Besonders hervorzuheben ist die musikalische und darstellerische Leistung des Chores, der von Jens Bingert und die Wuppertaler Kurrende von Dietrich Modersohn trefflich musikalisch einstudiert wurden. Musikalisch homogen, aber darstellerisch individuell ist genau die richtige Mischung. Da sitzen Choreografie und Ausdruck. Chor, Statisterie und auch der Kinderchor machen das Bühnenerlebnis real.

Das Sinfonieorchester Wuppertal unter der Leitung von Florian Frannek erzählt eine Geschichte mit geradezu unverschämt klingender Musik, die sich am Ende in strahlendem Dur auflöst. Teilweise ist die symphonische Dichte so präsent, dass die Sänger Probleme haben, sich durchzusetzen, das mag aber auch an der fast überfordernden Komposition liegen.

Welch schöne Passagen der Komponist den Sängern zugedacht hat, wird heute mehrfach deutlich. Banu Böke muss die Roxane zwar etwas pathetisch spielen, kann sich aber im Verlauf immer mehr die Rolle zu Eigen machen und mit metallisch gefärbtem Sopran in allen Lagen überzeugen. Besonders im zweiten Akt ist sie präsent und becirct mit ihrem sehnsüchtigen Lied und ihrem berückenden Tanz. Der Gelehrte Edrisi wird streng und aufmerksam von Christian Sturm verkörpert, der mit seinem schlanken Tenor mehr als gefällt. Ein gegensätzliches und sich deswegen ergänzendes Paar bilden der lockende Hirte alias Dionysos, gesungen von Tenor Rafaeł Bartmiński und Bariton Kay Stiefermann. Während der lockende Ton des Propheten mit dem überraschend dunklen Timbre Bartmińskis eine Liaison eingeht, verspürt man bei Stiefermann den ganzen Schmerz Rogers, er donnert, fleht und hadert, um am Schluss zu triumphieren.
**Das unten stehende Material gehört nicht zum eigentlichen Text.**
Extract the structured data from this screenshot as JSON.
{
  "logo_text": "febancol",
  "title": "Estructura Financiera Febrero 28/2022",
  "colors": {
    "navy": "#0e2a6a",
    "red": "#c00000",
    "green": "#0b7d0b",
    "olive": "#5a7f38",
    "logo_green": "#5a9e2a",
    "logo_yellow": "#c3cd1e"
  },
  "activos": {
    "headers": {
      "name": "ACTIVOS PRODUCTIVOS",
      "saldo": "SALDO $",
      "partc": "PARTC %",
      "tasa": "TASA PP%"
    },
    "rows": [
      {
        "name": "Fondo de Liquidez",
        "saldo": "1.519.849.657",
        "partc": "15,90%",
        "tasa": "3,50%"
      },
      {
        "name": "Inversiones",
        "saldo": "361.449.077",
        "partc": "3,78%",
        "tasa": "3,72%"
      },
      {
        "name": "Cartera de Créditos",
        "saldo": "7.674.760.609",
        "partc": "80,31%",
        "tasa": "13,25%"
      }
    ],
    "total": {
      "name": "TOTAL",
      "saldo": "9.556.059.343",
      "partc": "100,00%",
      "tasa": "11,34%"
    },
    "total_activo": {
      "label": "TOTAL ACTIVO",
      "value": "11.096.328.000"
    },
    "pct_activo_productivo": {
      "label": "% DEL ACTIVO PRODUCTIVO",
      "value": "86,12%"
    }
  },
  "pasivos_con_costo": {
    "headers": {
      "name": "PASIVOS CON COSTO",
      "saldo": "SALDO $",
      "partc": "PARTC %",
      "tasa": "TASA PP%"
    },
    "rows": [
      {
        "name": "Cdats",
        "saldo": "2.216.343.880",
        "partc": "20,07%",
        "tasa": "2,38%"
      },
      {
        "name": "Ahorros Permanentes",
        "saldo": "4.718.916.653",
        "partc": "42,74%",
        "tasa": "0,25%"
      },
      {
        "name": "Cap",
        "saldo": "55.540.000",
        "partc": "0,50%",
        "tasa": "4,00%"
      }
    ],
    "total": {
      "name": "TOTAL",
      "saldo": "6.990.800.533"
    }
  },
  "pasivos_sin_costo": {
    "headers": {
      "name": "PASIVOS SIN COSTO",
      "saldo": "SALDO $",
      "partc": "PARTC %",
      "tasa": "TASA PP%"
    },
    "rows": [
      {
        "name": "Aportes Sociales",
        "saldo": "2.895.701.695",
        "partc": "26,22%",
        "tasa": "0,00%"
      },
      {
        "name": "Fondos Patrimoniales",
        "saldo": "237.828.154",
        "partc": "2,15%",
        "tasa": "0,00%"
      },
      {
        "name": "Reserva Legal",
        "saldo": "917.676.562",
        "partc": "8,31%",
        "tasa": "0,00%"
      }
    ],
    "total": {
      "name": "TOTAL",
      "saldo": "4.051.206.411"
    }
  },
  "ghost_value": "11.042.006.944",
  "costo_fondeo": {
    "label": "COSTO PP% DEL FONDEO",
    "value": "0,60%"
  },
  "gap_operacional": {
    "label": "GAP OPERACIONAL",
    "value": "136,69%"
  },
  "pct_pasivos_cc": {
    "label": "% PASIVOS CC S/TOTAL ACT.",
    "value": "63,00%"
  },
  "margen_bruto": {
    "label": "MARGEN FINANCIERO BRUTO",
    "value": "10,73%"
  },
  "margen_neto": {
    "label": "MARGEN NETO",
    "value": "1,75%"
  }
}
Zwar scheint der Tenor bisweilen ganz leicht heiser zu sein, das tut der Schönheit seines Gesangs aber kaum Abbruch. Joslyn Rechter als Diakonissin und Martin Js. Ohu als Erzbischof haben im ersten Akt einen kurzen, aber überzeugenden Auftritt.

Das Publikum jedenfalls kann kaum den letzten Ton abwarten und jubelt dem sichtlich gerührten Stiefermann und seinen Mitstreitern zu. Auch das Regieteam bekommt lautstarken Zuspruch. Ein letztes Mal haben Interessierte in dieser Spielzeit einen Grund, nach Wuppertal-Barmen zu fahren und ein selten gespieltes Stück zu erleben – abzuwarten ist, ob das mit einer Tosca auch noch der Fall sein wird.